Dans une économie ouverte et en l’absence de coordination fiscale, la capacité redistributive des États peut être diminuée par la menace d’émigration des contribuables les plus aisés. Ainsi, les comportements d’évitement de l’impôt via la mobilité géographique des plus riches ont souvent été mis en avant dans la discussion de réformes fiscales, en particulier en Europe où les faibles barrières institutionnelles à la migration côtoient de larges différentiels de taxation entre États membres. Les hauts revenus choisissent-ils leur résidence fiscale en fonction du taux de taxation, et ces choix ont-ils des implications pour la redistributivité des systèmes fiscaux Européens ?

Dans cet article, Mathilde Munoz étudie pour la première fois l’effet de la fiscalité du travail sur la migration intra-européenne des salariés les mieux rémunérés (1). Ces recherches mobilisent une nouvelle base de données représentative de la population de 21 pays européens permettant d’observer les choix individuels de résidence fiscale de contribuables à différents niveaux de revenus. Pour quantifier les réponses migratoires aux politiques fiscales, l’auteur analyse l’effet de réformes des taux marginaux supérieurs d’imposition sur les choix de localisation des plus riches, en utilisant les choix de résidence fiscale des individus à revenus inférieurs comme groupe dit « de contrôle ». L’analyse empirique identifie comment pour chaque période la probabilité qu’un individu choisisse d’établir sa résidence fiscale dans un pays, y compris le pays duquel il est déjà résident fiscal, varie lorsque le taux marginal d’imposition maximum sur le revenu change dans ce pays.
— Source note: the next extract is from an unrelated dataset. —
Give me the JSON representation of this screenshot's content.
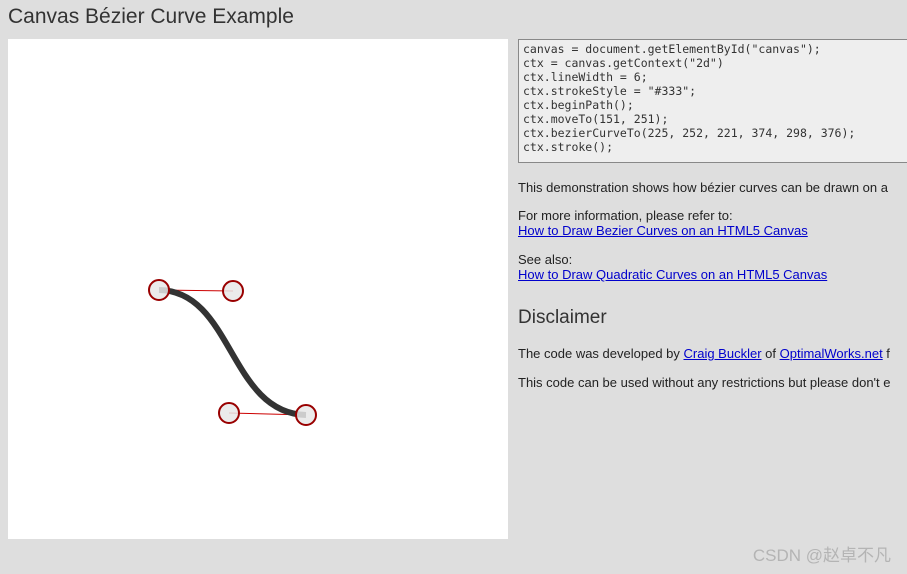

Les résultats montrent que les choix des contribuables européens du décile supérieur des salaires (« top 10% ») d’établir leur résidence fiscale dans un pays sont systématiquement affectés par le taux marginal supérieur d’imposition dans ce pays, contrairement aux choix de localisation des contribuables comparables ayant des revenus moins élevés. Les résultats indiquent qu’une hausse du taux marginal supérieur d’impôt sur le revenu de 10 points de pourcentage réduirait en moyenne le nombre de contribuables à haut revenu dans ce pays de 2%. Les réponses migratoires des salariés les plus aisés à la politique fiscale sont très hétérogènes : en particulier, les étrangers affichent une sensibilité accrue aux réformes fiscales. Les salariés les plus aisés travaillant dans les secteurs de la finance et l’assurance sont aussi plus susceptibles de tirer avantage des taux de taxation en choisissant leur résidence fiscale, en comparaison des professions plus contraintes géographiquement telles que celles de l’administration publique ou de la défense.

Ces résultats ont d’importantes implications en termes de politiques publiques. Premièrement, si certains hauts revenus prennent en compte les taux marginaux supérieurs d’imposition dans le choix de leur résidence fiscale, la magnitude de ce phénomène reste modérée et ne justifie une baisse de taxation sur les salariés les mieux rémunérés dans aucun des États Membres européens. En utilisant un simple modèle de taxation optimale, l’étude démontre qu’une baisse des taux supérieurs d’imposition actuels n’attirerait pas suffisamment de hauts revenus via l’immigration et le ralentissement de l’émigration pour compenser la perte de recettes fiscales totale engendrée par cette baisse de taux. Ces réponses migratoires aux taxes peuvent en revanche créer des incitations pour les États à mettre en place des taux d’imposition supérieurs bas ciblés exclusivement sur les nouveaux résidents, pouvant mener à une compétition fiscale pour attirer les plus mobiles. En Europe, près de la moitié des États membres ont déjà mis en place des régimes fiscaux préférentiels pour les riches immigrés, tel que le régime des impatriés en France. Enfin, l’étude suggère que bien que modérées, les réponses migratoires des contribuables les plus aisés à la politique fiscale sont suffisamment élevées pour limiter le taux de taxation optimal choisi par le gouvernement, mettant ainsi en lumière les effets négatifs de l’absence de coordination fiscale sur la capacité redistributive des systèmes fiscaux européens.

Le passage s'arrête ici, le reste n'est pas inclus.